The intelligences, they the spheres.

We owe them thanks, because they thus

Did us, to us, at first convey,

Yielded their senses' force to us,

Nor are dross to us, but allay.

On man heaven's influence works not so,

But that it first imprints the air;

So soul into the soul may flow,

Though it to body first repair.

As our blood labors to beget

Spirits, as like souls as it can,

Because such fingers need to knit

That subtle knot which makes us man,

So must pure lovers' souls descend

T' affections, and to faculties,

Which sense may reach and apprehend,

Else a great prince in prison lies.

To'our bodies turn we then, that so

Weak men on love reveal'd may look;

Love's mysteries in souls do grow,

But yet the body is his book.

And if some lover, such as we,

Have heard this dialogue of one,

Let him still mark us, he shall see

Small change, when we'are to bodies gone.

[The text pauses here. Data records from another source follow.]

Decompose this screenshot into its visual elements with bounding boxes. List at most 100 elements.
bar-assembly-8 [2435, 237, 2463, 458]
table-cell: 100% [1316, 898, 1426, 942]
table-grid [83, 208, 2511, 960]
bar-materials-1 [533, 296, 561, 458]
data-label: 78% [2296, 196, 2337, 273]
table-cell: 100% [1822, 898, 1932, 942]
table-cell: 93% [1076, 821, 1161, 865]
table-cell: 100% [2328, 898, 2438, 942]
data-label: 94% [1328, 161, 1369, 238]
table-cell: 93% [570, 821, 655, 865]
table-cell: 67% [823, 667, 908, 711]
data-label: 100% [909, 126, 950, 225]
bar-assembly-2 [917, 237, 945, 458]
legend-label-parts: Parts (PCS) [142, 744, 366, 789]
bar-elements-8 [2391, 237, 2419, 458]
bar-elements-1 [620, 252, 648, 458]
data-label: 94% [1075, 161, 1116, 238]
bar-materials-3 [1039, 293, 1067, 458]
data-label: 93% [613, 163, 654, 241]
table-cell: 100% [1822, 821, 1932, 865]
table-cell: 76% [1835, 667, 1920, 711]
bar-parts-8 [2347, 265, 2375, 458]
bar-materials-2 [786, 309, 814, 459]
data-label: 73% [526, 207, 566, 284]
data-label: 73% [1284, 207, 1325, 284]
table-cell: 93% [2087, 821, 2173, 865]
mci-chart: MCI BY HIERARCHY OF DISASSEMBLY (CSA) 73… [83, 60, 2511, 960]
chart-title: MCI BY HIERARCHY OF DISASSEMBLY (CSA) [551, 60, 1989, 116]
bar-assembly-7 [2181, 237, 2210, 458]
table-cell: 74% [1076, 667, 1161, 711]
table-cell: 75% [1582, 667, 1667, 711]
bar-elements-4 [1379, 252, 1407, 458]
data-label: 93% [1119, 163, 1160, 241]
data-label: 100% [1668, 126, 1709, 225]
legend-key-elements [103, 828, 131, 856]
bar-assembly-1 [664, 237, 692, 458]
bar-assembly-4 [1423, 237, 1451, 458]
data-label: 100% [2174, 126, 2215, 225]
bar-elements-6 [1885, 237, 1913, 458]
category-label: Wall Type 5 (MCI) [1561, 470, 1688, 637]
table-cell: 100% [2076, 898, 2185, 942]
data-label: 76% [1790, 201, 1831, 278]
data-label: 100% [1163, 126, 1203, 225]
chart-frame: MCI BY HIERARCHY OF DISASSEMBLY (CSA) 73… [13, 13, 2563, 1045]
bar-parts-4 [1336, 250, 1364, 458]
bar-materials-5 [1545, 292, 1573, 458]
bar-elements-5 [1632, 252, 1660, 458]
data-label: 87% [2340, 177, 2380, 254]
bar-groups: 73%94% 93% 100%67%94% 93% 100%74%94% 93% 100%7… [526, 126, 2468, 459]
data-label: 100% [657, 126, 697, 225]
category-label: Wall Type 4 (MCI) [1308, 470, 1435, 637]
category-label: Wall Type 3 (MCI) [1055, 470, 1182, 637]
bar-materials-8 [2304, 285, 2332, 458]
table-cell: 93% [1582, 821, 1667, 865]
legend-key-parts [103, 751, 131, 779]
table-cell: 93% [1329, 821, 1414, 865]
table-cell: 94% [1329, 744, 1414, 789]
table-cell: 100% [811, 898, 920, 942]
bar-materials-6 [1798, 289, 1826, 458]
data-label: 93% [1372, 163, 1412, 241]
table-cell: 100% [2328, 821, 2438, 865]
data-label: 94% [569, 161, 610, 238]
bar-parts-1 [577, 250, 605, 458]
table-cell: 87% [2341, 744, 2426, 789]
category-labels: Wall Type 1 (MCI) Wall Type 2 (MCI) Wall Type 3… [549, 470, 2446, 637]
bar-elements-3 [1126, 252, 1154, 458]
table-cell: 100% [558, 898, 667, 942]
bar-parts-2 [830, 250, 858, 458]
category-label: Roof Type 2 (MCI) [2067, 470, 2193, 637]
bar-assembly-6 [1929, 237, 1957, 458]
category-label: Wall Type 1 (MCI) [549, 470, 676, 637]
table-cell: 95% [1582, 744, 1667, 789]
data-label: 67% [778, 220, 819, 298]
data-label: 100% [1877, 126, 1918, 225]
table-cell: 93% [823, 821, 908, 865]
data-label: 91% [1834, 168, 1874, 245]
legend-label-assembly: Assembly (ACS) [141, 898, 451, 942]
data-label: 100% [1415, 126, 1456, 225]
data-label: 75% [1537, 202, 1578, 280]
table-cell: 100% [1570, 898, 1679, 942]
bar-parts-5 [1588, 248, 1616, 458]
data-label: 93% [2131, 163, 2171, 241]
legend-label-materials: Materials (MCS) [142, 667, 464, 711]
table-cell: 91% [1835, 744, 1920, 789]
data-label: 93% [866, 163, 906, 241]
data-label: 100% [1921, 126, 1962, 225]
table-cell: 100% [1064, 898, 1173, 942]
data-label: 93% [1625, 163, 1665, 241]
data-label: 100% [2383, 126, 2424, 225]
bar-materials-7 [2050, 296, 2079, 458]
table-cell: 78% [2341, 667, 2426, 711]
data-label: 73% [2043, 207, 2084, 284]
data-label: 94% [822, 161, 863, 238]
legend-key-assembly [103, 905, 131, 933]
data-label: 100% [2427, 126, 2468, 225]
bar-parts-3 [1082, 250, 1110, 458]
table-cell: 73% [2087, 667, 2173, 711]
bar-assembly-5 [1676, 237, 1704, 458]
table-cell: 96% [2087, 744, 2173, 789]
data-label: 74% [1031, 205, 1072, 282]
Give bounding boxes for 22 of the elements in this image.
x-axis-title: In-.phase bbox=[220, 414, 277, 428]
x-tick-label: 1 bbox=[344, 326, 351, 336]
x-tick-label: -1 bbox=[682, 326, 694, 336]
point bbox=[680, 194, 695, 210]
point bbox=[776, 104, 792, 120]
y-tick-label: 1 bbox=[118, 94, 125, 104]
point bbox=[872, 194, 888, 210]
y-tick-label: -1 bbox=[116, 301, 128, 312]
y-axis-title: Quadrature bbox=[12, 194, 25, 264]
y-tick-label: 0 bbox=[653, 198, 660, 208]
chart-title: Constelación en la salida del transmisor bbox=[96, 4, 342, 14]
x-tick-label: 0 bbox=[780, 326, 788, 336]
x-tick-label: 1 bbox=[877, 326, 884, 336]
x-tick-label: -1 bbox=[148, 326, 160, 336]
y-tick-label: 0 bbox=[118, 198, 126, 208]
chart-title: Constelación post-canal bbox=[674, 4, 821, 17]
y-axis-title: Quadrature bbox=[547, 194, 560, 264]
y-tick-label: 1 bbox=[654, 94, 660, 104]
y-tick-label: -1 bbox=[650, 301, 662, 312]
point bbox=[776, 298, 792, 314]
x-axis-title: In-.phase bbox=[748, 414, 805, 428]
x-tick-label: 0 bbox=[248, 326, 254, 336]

7. Song: Go and catch a falling star

BY JOHN DONNE

Go and catch a falling star,

Get with child a mandrake root,

Tell me where all past years are,

Or who cleft the devil's foot,

Teach me to hear mermaids singing,

Or to keep off envy's stinging,

And find

What wind

Serves to advance an honest mind.


If thou be'st born to strange sights,

Things invisible to see,

Ride ten thousand days and nights,

Till age snow white hairs on thee,

Thou, when thou return'st, wilt tell me,

All strange wonders that befell thee,

And swear,

No where

Lives a woman true, and fair.


If thou find'st one, let me know,

Such a pilgrimage were sweet;

Yet do not, I would not go,

Though at next door we might meet;

Though she were true, when you met her,

And last, till you write your letter,

Yet she

Will be

False, ere I come, to two, or three.